Paraurethral glands and ducts that empty into the vaginal vestibule close to the urethral meatus are rudimentary female homologs of the prostate, and the two largest of these ducts are known as Skene's ducts. Paraurethral or Skene's duct cysts are a rare cause of interlabial mass in neonates. A cyst or abscess occurs, most commonly in the third and fourth decades. The exact incidence of Skene's gland cyst is unknown; however, one study has reported the incidence among neonates to be 1 in 2074 female births. These cysts arise from the obstruction of the glandular ductus or cystic degeneration of embryonic remnants of the paraurethral glands. Thus, we report a case of Skene's duct cyst in a newborn which was treated by incision and drainage.
A healthy 12-day-old female infant was referred with interlabial mass. In patient's history, cystic mass was noticed soon after birth and its size did not change during this period. On examination, she had a soft, ovoid cystic mass, approximately 15 mm in diameter. It was located on the right side of the urethral meatus and the urethra was deviated to the left side [Figure 1]. Vaginal patency was also verified. Laboratory investigations included renal function tests, urinalysis, and complete blood count which were all normal. Urinary and pelvic ultrasounds and voiding cystourethrography were normal. Examination under anesthesia was performed. A Skene's duct cyst was identified. Urethral catheterization was done and the cyst was treated by incision and drainage [Figure 2]. Biopsy was not made. The remainder of the examination was normal. The microscopic evaluation of the fluid was normal and no bacterium was detected on culture. The postoperative course was uneventful. No recurrence was observed within 9 months after drainage.
Skene's gland was discovered and described by Alexander Johnston Chalmers Skene in 1880. The paraurethral glands and ducts known to form as the outpouching of the urethra during the third gestational month are homologs of the male prostate. The paraurethral glands which are between 6 and 30 in number, have their own ducts that open just inside the urethral meatus. The largest two of these are the paraurethral glands of Skene. Skene's glands secrete a mucoid material with sexual stimulation, but in the newborns paraurethral glands infrequently respond to maternal estrogen and secrete a small amount of the mucoid material. Skene's duct cyst is rare in any age group, especially in newborns. The precise etiology of paraurethral cysts is unknown. But the obstruction of Skene's ducts as a result of infection or inflammation, or cystic degeneration of embryonic remnants of the paraurethral glands, has been postulated.
The differential diagnosis of paraurethral Skene's duct cysts in newborns includes imperforate hymen, Gardner duct cyst, Mullerian duct cyst, urethral prolapse, rhabdomyosarcoma of the vagina, prolapsed ectopic ureterocele, condyloma, urethral polyp, congenital lipoma and vaginal prolapse. The histologic appearance of the cyst epithelium identifies its embryologic origin. The vagina is derived from the paramesonephric (Mullerian) duct, the mesonephric (Wolfian) ducts and the urogenital sinus. The vaginal cysts are lined with stratified squamous epithelium, if they are originating from the Mullerian duct. Cysts derived from persistent mesonephric (Gartner's) ducts are lined with cuboidal epithelium. Finding a transitional epithelium in the cyst wall will confirm the origin to be in the urinary tract, since the distal vaginal wall, Skene's ducts, paraurethral glands, and urethra are all derived from the urogenital sinus.
The diagnosis of a Skene's duct cyst in a newborn was based on its location in relation to the urethra or the demonstration of transitional epithelium in the cyst wall. The distinguishing features of paraurethral cysts are the displacement of the urethral meatus by the mass and a cyst containing milky fluid. Even though in our patient we had found that Skene's duct cyst had characteristic clinical findings which were helpful for diagnosis, we completed urological evaluation to differentiate Skene's duct cyst from other interlabial masses.

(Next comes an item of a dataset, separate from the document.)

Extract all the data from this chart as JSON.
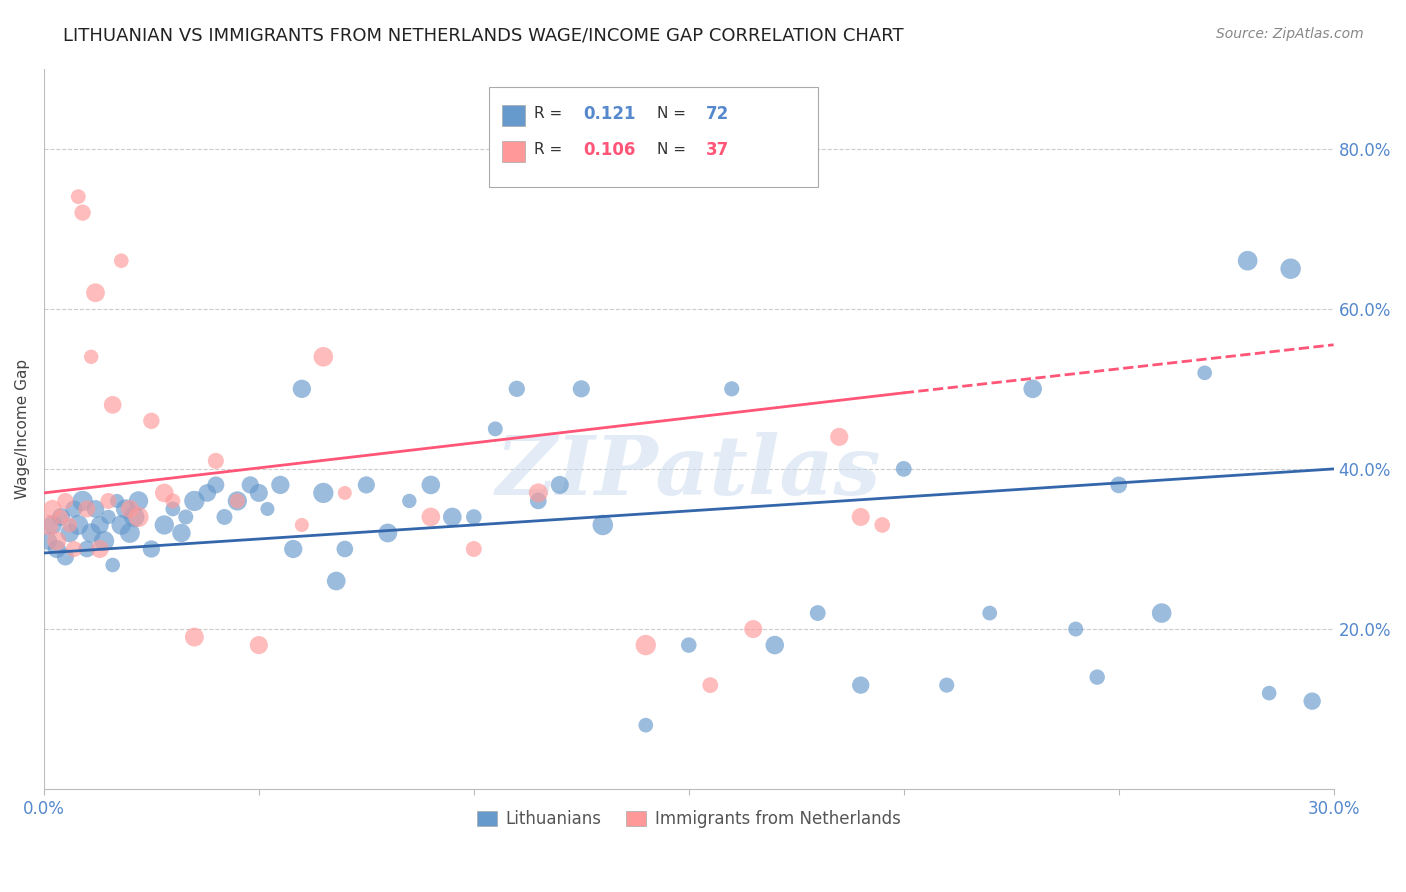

Treatment options vary from observation to surgery. Rarely, Skene's duct cysts require no drainage and resolve with time or rupture spontaneously. However, most cysts require drainage. Needle aspiration and incisional drainage of cysts are some of the options for treatment. Whenever examination under general anesthesia is not required, treatment can be performed under local anesthesia with a cream which contains lidocain. Partial excision of the cyst with marsupialization of its wall has been proposed as the treatment of choice for Skene's duct cysts in newborns. We treated Skene's duct cyst successfully with only a small incision. Because complete or partial excision and marsupialization are more traumatic options than needle aspiration and incisional drainage, thus they should be reserved for adolescents and recurrent cases in newborns.
Finally, we believe that incision and drainage is a simple, safe, and effective method for the treatment of Skene's duct cysts in newborns.